Wellness & Mindfulness as an Aspiring Physician
written by: Anahita Akhavan
How satisfied are you with your lifestyle, life choices, and your life in general?
Well, this is a question I ask myself every day, and ever since I have started practicing mindfulness, I am more aware of how I can improve a situation and make better choices.
COVID-19 can be viewed as a lesson to us all to live a more purposeful life. We sometimes need to see the end in order to truly begin our lives. The world that we have entered has illustrated what the worst-case scenario would be like in the medical field. This fact should not intimidate us at all. The well-known quote “What doesn’t kill you makes you stronger,” by the German philosopher Friedrich Nietzsche is today’s motto, and it should encourage us to discover meaning in our careers and everyday lives. This quarantine period has demonstrated how technology can be wearying if there is no limitation and how harsh situations can lead us to the land of despair, if we are not incorporating healthy habits into our daily lives.
It is the essence of life to realize our fullest potential and to achieve our goals. However, this fulfillment lies within mindfulness. One might ask what “mindfulness” is. Well, the definition of this word is not always so apparent — similar to the word “love.” Thousands of books and research studies can attempt to define the word, but its definition seems to remain unclear. Remember that you are not a one-dimensional being, and there is always much to be discovered about oneself. Upon this self-discovery journey, you can achieve mindfulness, and you will understand why you are passionate about becoming a physician. This self-reflection might also lead you to ponder the following question.
How well are you aware of how satisfied today’s physicians are with their career and lifestyle?
A report by Medscape on physicians’ happiness and lifestyle in 2019 demonstrated that 25% are somewhat happy, 40% are very happy, and 12% are extremely happy. From this data, we can conclude that 52% are truly satisfied. Additionally, according to a post by Stanford Medicine website, 44% of physicians suffered from at least one symptom of burnout in a survey study conducted between October 2017 and March 2018, which had a lower number compared to 54% reported in 2014. As a future medical student, I am curious to see the results this year, because challenging moments can truly test a physicians’ performance under pressure.

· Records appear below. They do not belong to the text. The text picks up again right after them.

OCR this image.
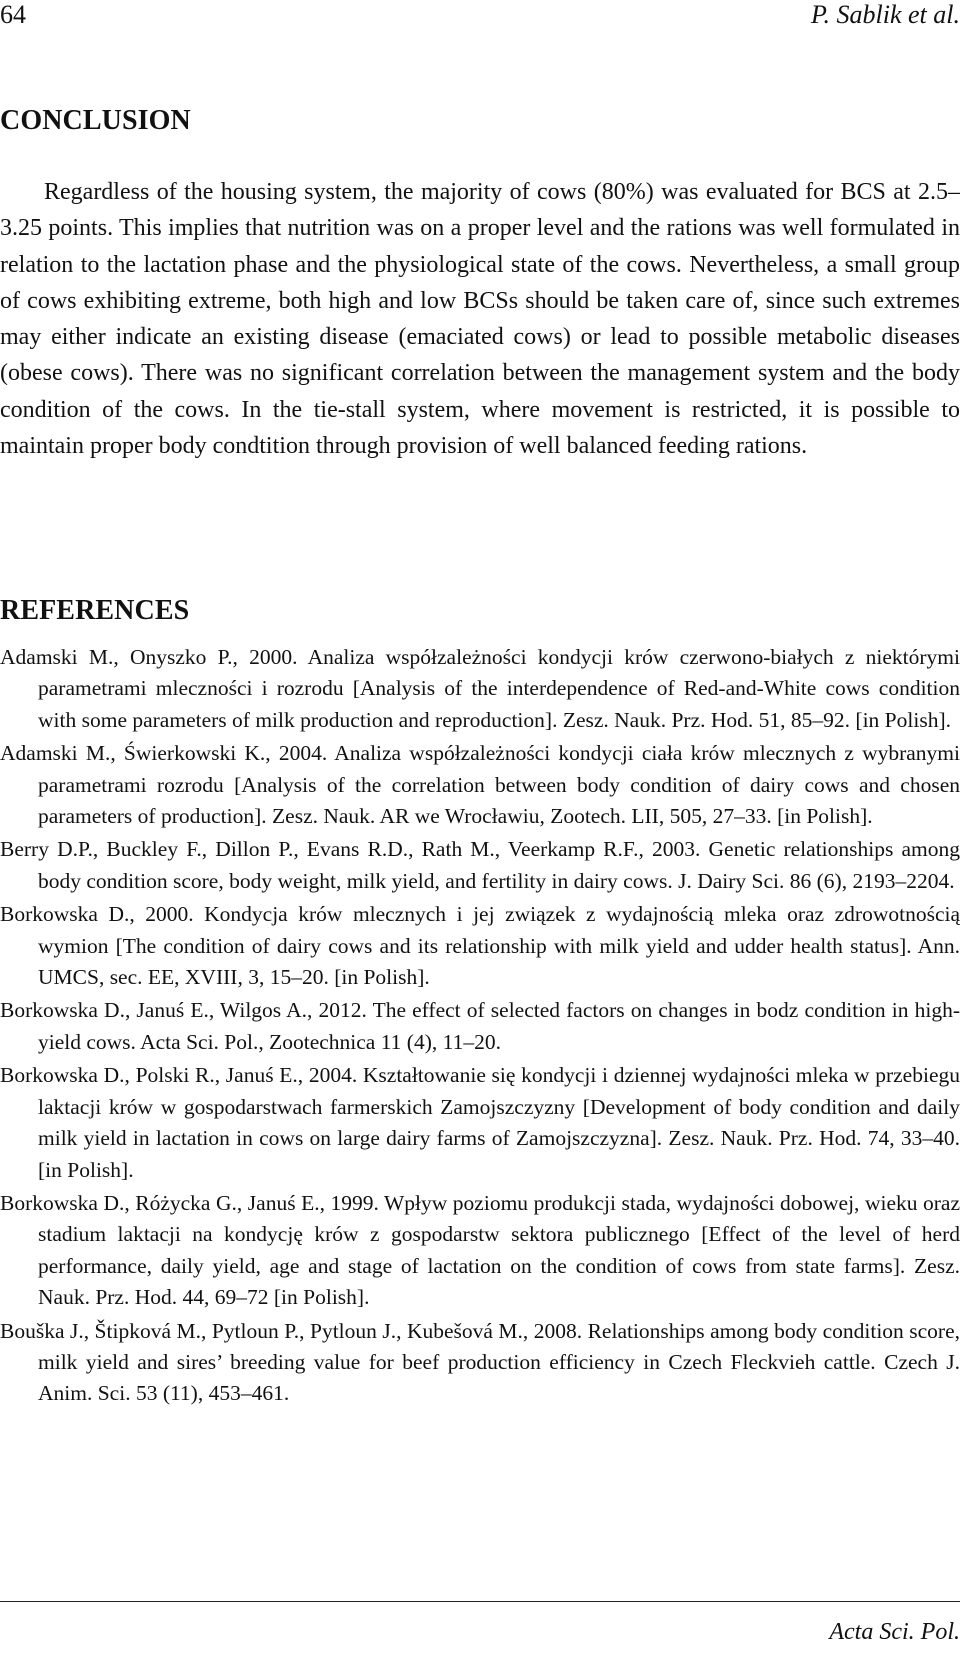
64	P. Sablik et al.
CONCLUSION

Regardless of the housing system, the majority of cows (80%) was evaluated for BCS at 2.5–3.25 points. This implies that nutrition was on a proper level and the rations was well formulated in relation to the lactation phase and the physiological state of the cows. Nevertheless, a small group of cows exhibiting extreme, both high and low BCSs should be taken care of, since such extremes may either indicate an existing disease (emaciated cows) or lead to possible metabolic diseases (obese cows). There was no significant correlation between the management system and the body condition of the cows. In the tie-stall system, where movement is restricted, it is possible to maintain proper body condtition through provision of well balanced feeding rations.

REFERENCES
Adamski M., Onyszko P., 2000. Analiza współzależności kondycji krów czerwono-białych z niektórymi parametrami mleczności i rozrodu [Analysis of the interdependence of Red-and-White cows condition with some parameters of milk production and reproduction]. Zesz. Nauk. Prz. Hod. 51, 85–92. [in Polish].
Adamski M., Świerkowski K., 2004. Analiza współzależności kondycji ciała krów mlecznych z wybranymi parametrami rozrodu [Analysis of the correlation between body condition of dairy cows and chosen parameters of production]. Zesz. Nauk. AR we Wrocławiu, Zootech. LII, 505, 27–33. [in Polish].
Berry D.P., Buckley F., Dillon P., Evans R.D., Rath M., Veerkamp R.F., 2003. Genetic relationships among body condition score, body weight, milk yield, and fertility in dairy cows. J. Dairy Sci. 86 (6), 2193–2204.
Borkowska D., 2000. Kondycja krów mlecznych i jej związek z wydajnością mleka oraz zdrowotnością wymion [The condition of dairy cows and its relationship with milk yield and udder health status]. Ann. UMCS, sec. EE, XVIII, 3, 15–20. [in Polish].
Borkowska D., Januś E., Wilgos A., 2012. The effect of selected factors on changes in bodz condition in high-yield cows. Acta Sci. Pol., Zootechnica 11 (4), 11–20.
Borkowska D., Polski R., Januś E., 2004. Kształtowanie się kondycji i dziennej wydajności mleka w przebiegu laktacji krów w gospodarstwach farmerskich Zamojszczyzny [Development of body condition and daily milk yield in lactation in cows on large dairy farms of Zamojszczyzna]. Zesz. Nauk. Prz. Hod. 74, 33–40. [in Polish].
Borkowska D., Różycka G., Januś E., 1999. Wpływ poziomu produkcji stada, wydajności dobowej, wieku oraz stadium laktacji na kondycję krów z gospodarstw sektora publicznego [Effect of the level of herd performance, daily yield, age and stage of lactation on the condition of cows from state farms]. Zesz. Nauk. Prz. Hod. 44, 69–72 [in Polish].
Bouška J., Štipková M., Pytloun P., Pytloun J., Kubešová M., 2008. Relationships among body condition score, milk yield and sires’ breeding value for beef production efficiency in Czech Fleckvieh cattle. Czech J. Anim. Sci. 53 (11), 453–461.
Acta Sci. Pol.
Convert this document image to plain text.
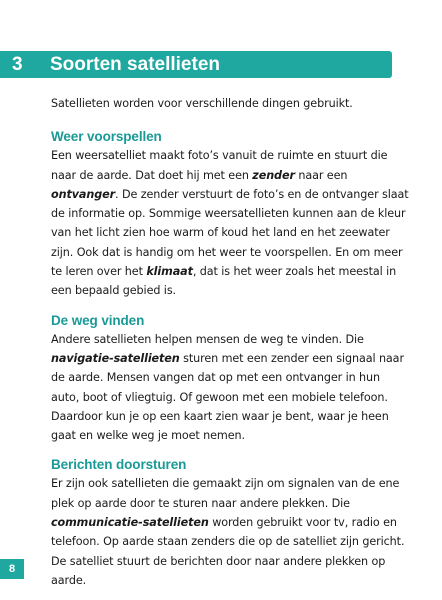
3 Soorten satellieten

Satellieten worden voor verschillende dingen gebruikt.

Weer voorspellen

Een weersatelliet maakt foto’s vanuit de ruimte en stuurt die naar de aarde. Dat doet hij met een zender naar een ontvanger. De zender verstuurt de foto’s en de ontvanger slaat de informatie op. Sommige weersatellieten kunnen aan de kleur van het licht zien hoe warm of koud het land en het zeewater zijn. Ook dat is handig om het weer te voorspellen. En om meer te leren over het klimaat, dat is het weer zoals het meestal in een bepaald gebied is.

De weg vinden

Andere satellieten helpen mensen de weg te vinden. Die navigatie-satellieten sturen met een zender een signaal naar de aarde. Mensen vangen dat op met een ontvanger in hun auto, boot of vliegtuig. Of gewoon met een mobiele telefoon. Daardoor kun je op een kaart zien waar je bent, waar je heen gaat en welke weg je moet nemen.

Berichten doorsturen

Er zijn ook satellieten die gemaakt zijn om signalen van de ene plek op aarde door te sturen naar andere plekken. Die communicatie-satellieten worden gebruikt voor tv, radio en telefoon. Op aarde staan zenders die op de satelliet zijn gericht. De satelliet stuurt de berichten door naar andere plekken op aarde.

8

Survey studies may not be as reliable as other types of research studies, but they do offer us some perspective about a career in medicine. Understanding the potential pressures and stress of becoming a physician should inspire you to take care of your wellness. If you are not mindful of your well-being, you will not be able to care for your patients to your fullest ability.

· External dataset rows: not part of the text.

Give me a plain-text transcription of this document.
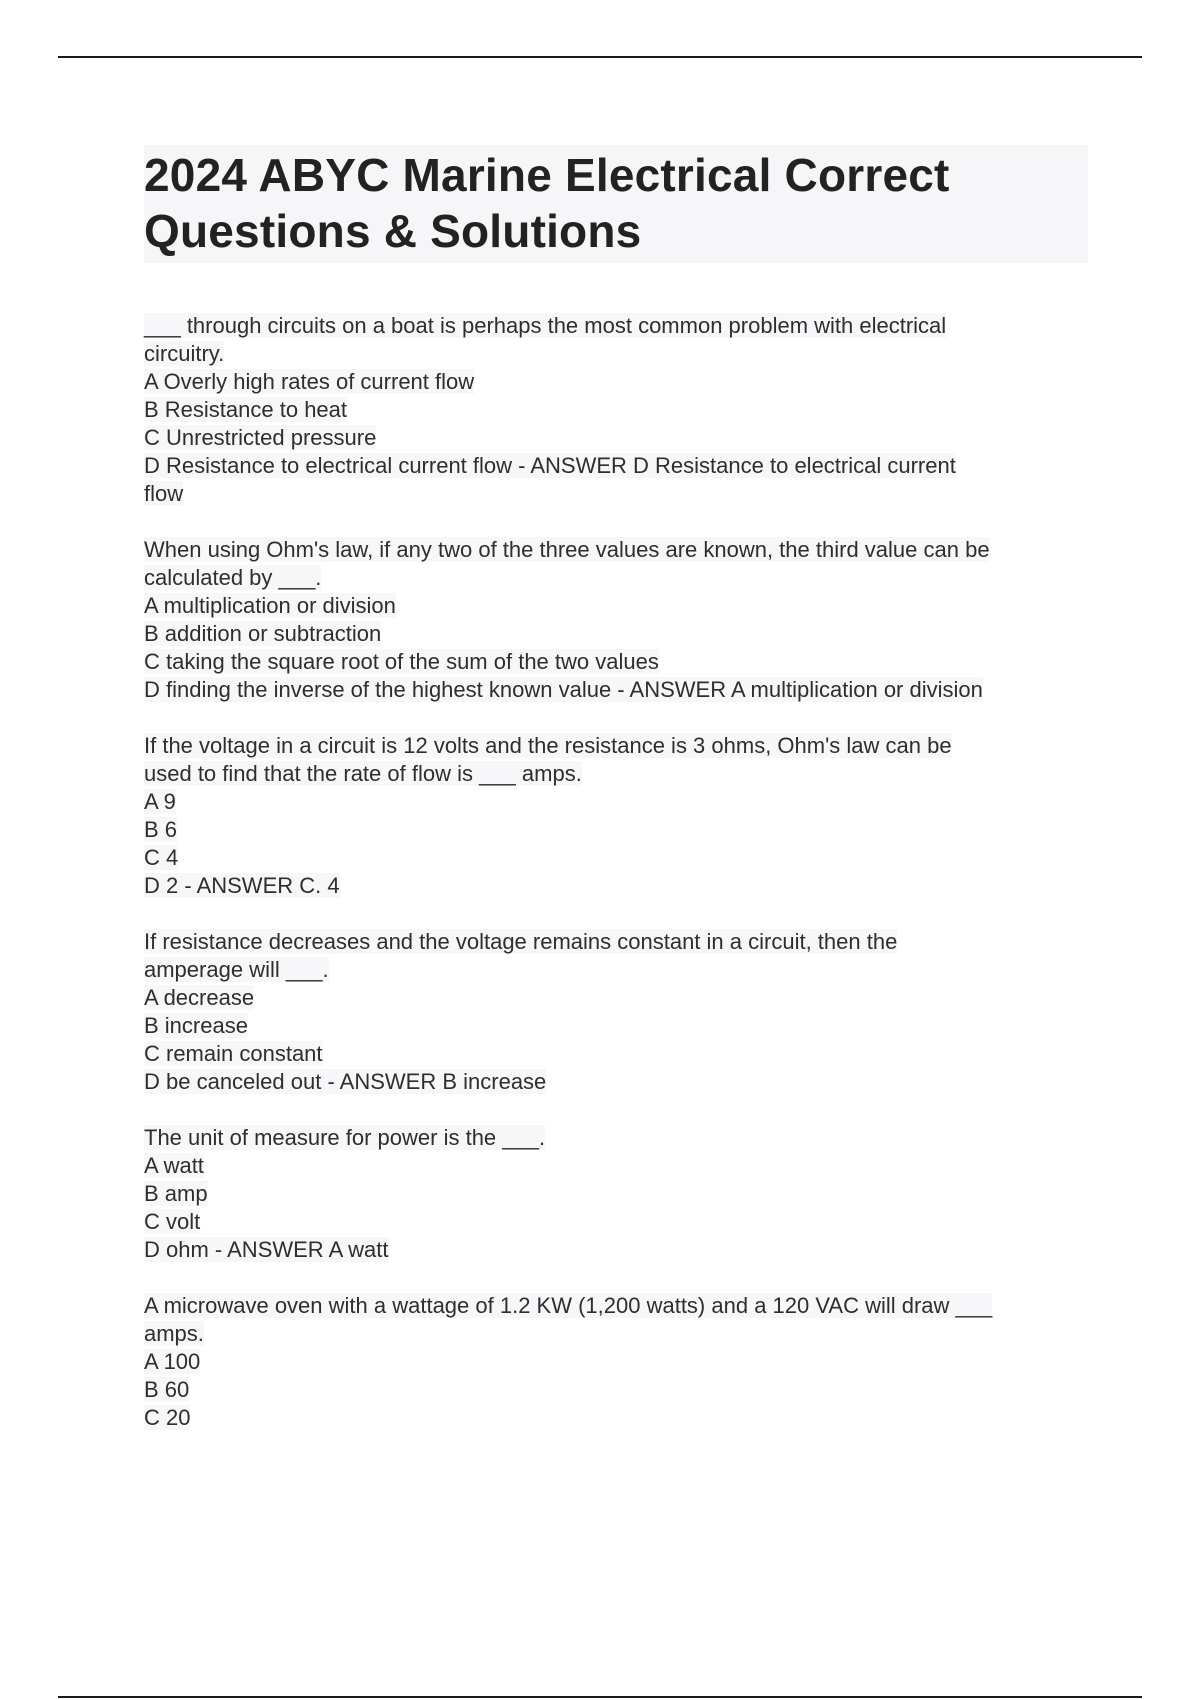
2024 ABYC Marine Electrical Correct
Questions & Solutions
___ through circuits on a boat is perhaps the most common problem with electrical
circuitry.
A Overly high rates of current flow
B Resistance to heat
C Unrestricted pressure
D Resistance to electrical current flow - ANSWER D Resistance to electrical current
flow
When using Ohm's law, if any two of the three values are known, the third value can be
calculated by ___.
A multiplication or division
B addition or subtraction
C taking the square root of the sum of the two values
D finding the inverse of the highest known value - ANSWER A multiplication or division
If the voltage in a circuit is 12 volts and the resistance is 3 ohms, Ohm's law can be
used to find that the rate of flow is ___ amps.
A 9
B 6
C 4
D 2 - ANSWER C. 4
If resistance decreases and the voltage remains constant in a circuit, then the
amperage will ___.
A decrease
B increase
C remain constant
D be canceled out - ANSWER B increase
The unit of measure for power is the ___.
A watt
B amp
C volt
D ohm - ANSWER A watt
A microwave oven with a wattage of 1.2 KW (1,200 watts) and a 120 VAC will draw ___
amps.
A 100
B 60
C 20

What are some ways to improve your well-being?
I have always wondered why schools (high schools and colleges) did not add more wellness classes for students to improve their mental health. We should urge the education system to take initiative toward emphasizing the importance of the well-being of students, especially medical students. The following section includes some suggestive steps toward well-being.
- Find the best exercises for your body and mind:
- Exercise not just for your physical health, but also for your mental health.
- Be kind and gentle to your body, especially when you exercise.
- Find meditation techniques. These techniques should relax you, not excite you.
- Incorporate a healthy, daily routine:
- Exercise regularly.
- Sleep adequately.
- Practice gratitude.
- Try to eat more homemade food and less fast food.
- Stay connected to your family, friends, and your community.
- Find positivity within everything.
- Be curious about yourself:
- You should not limit yourself to achieve only one of your dreams.
- Know your strengths and weaknesses.
- Accept but also challenge yourself.
- Most importantly, love yourself.
- Write down your own steps toward well-being and prosperity:
I hope you find this post beneficial as you continue on your pre-medical journey.